When the stage manager appears at the start of the play and talks about the town of Grover’s Corner, he lulls you into believing that you’re about to see a sentimental, comedic, and old-fashioned celebration of small town life. We meet the characters and they all seem to be quirky in a properly non-threatening way. Joe Crowell shows up delivers a newspaper to Doc Gibbs. The stage manager mentions that Joe will eventually grow up to attend to M.I.T.
“Awwwww! Good for Joe!” the audience says.
And, the Stage Manager goes on to inform us, as soon as Joe graduates, he will be killed in World War I, his expensive education wasted.
Okay, the audience thinks, that was a dark moment but this play was written at a time when World War I was still fresh on everyone’s mind. Surely the rest of the play will not be quite as dark…

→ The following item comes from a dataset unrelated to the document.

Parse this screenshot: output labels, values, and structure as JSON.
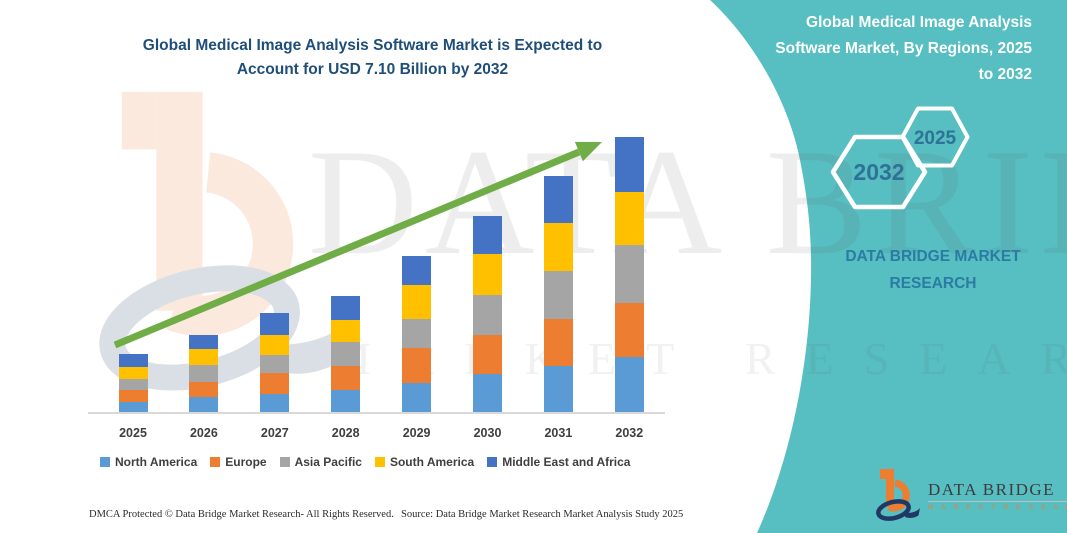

And fortunately, George Gibbs and Emily Webb show up. They’re young, they’re likable, and they’re in love! George and Emily get married and they’re prepared to live a long and happy life in our town! Good for them! YAY!
And then Act III begins…
Oh my God, Act III. Act III begins with almost everyone dead. Emily died in child birth so she hangs out at the local cemetery and talks to all the other dead people, the majority of whom only have vague memories of their former lives. Emily relives the day of her 12th birthday and discovers that it’s too painful to remember what it was like to once be alive. Emily asks the Stage Manager if anyone truly appreciates life. The Stage Manager replies, “No.” In the world of the living, George Gibbs sobs over his wife’s grave….
And the play ends!
OH MY GOD!
Seriously, reading Our Town was probably one of the most traumatic experiences of my life!
The 1940 film version of Our Town is a little less traumatic because it changes the ending. In the film version, Emily doesn’t die. She nearly dies while giving birth to her second child and the entire third act of the play is basically portrayed as being a near-death hallucination. But, in the end, she survives and she comes through the experience with a new found appreciation for life.

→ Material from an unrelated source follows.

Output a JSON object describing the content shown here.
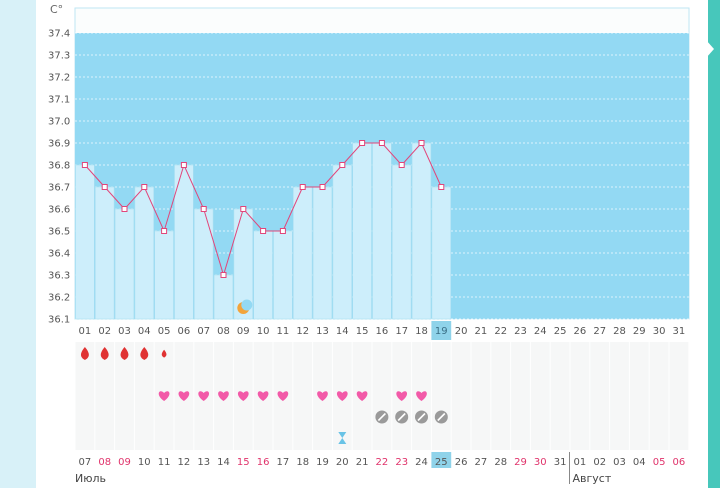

And it’s certainly the type of happy ending that I was hoping for when I first read the play but, as much as I hate to admit it, the story works better with Emily dying than with Emily surviving. The play presents death as being as inevitable as life and love and it makes the point that there’s nothing we can do to truly prepare for it. By allowing Emily to live, the film gives us a ray of hope that wasn’t present anywhere else in Our Town. The happy ending feels inauthentic. If Emily could live then why couldn’t Joe Crowell? For that matter, why did Emily’s younger brother have to die of a burst appendix on a camping trip?
But, other than the changed ending, Our Town is a pretty good adaptation of the stage play. While the film features an actual set (as opposed to the bare stage on which theatrical versions of Our Town are meant to be performed), director Sam Wood does a good job of retaining the play’s surreal, metatheatrical style. Making good use of shadow and darkness, Wood and cinematographer Bert Glennon made Grover’s Corner seem like a half-remembered memory or a fragment of a barely cohesive dream.

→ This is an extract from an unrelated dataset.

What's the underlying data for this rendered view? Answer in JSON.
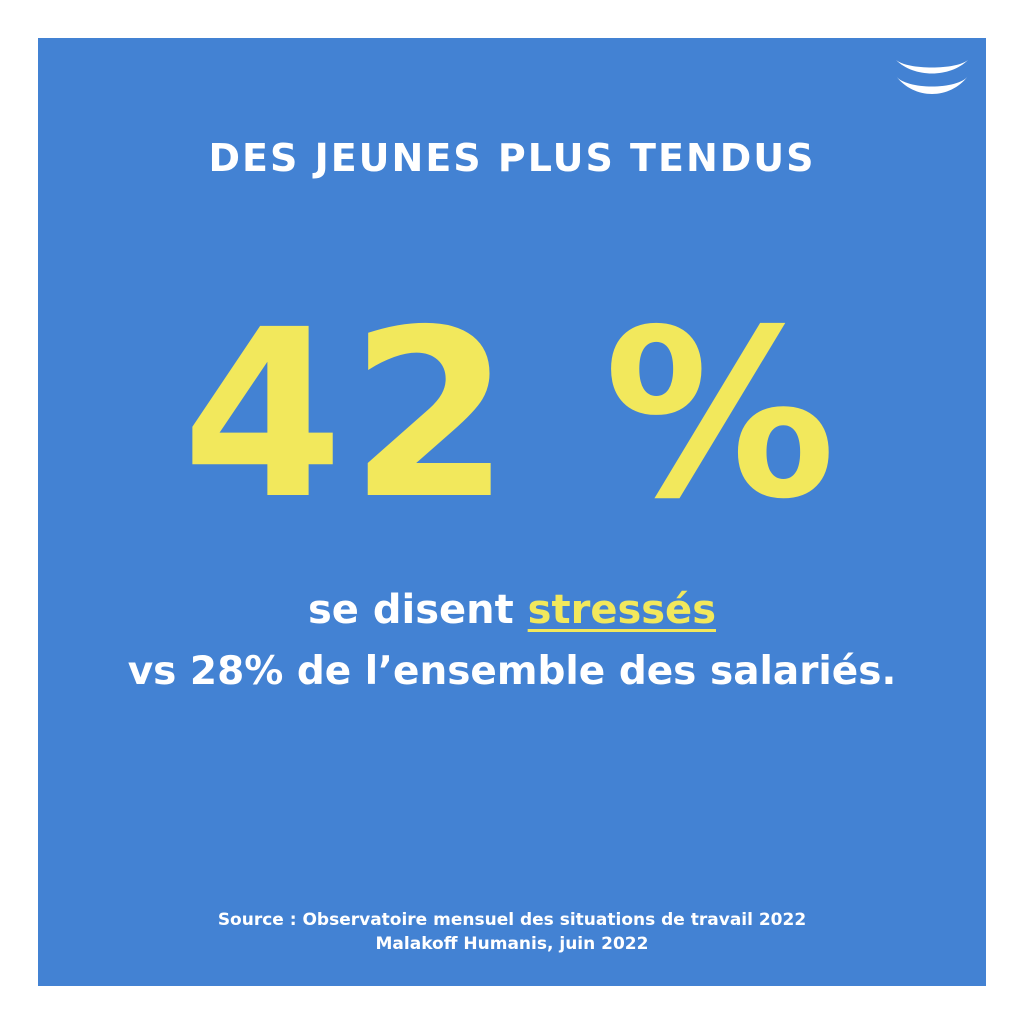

Frank Craven, who originated the role on Broadway, is properly dry as the Stage Manager and, in the role of Doc Gibbs, Thomas Mitchell is so sober and respectable that it’s hard to believe that, in just 6 years, the same actor would play the delightfully irresponsible Uncle Billy in It’s A Wonderful Life. Emily and George are played by Martha Scott and an impossibly young William Holden, both of whom give wonderfully appealing performances.
With the exception of that changed ending, Our Town is a worthy adaptation of a classic play. It was nominated for Best Picture but lost to another literary adaptation, Alfred Hitchcock’s Rebecca.